In this section, we can resort to the datatype Map instead of your previously-defined Dictionary.

Consider a polynomial encoded as a map, where each present key denotes a power of X, and a value denotes its coefficient.

Map(2 -> 2, 0 -> 3) // encodes 2*X^2 + 3 

Add to your worksheet, the definition below:

case class Polynomial (nonZeroTerms: Map[Int,Int]) 

7.3.1. Add a method * which multiplies the polynomial by a given coeficient:

def *(n: Int): Polynomial = ???

7.3.2. Override the toString method to nicely display a polynomial. The output should be ordered from the highest-ranking polynomial, and terms with the zero-coeficient should not be displayed.

override def toString: String = ???

7.3.3. Implement a method hasRoot which checks if a given integer is a root of the polynomial.
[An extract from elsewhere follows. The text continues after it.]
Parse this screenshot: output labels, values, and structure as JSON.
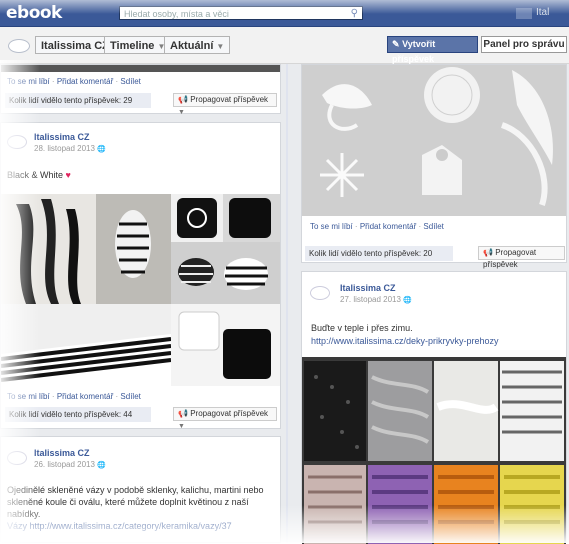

def hasRoot(r: Int): Boolean = ???

7.3.4. Implement a method degree which returns the degree of the polynomial. def degree: Int = ??? </code>

7.2.5. Implement a method + which adds a given polynomial to this one. Hint - you can use zip, but other efficient options are possible.

def +(p2: Polynomial): Polynomial = ???

7.2.6. Implement a method * which multiplies polynomials. Hint: this operation is very similar to cartesian product.

def *(p2: Polynomial): Polynomial = ???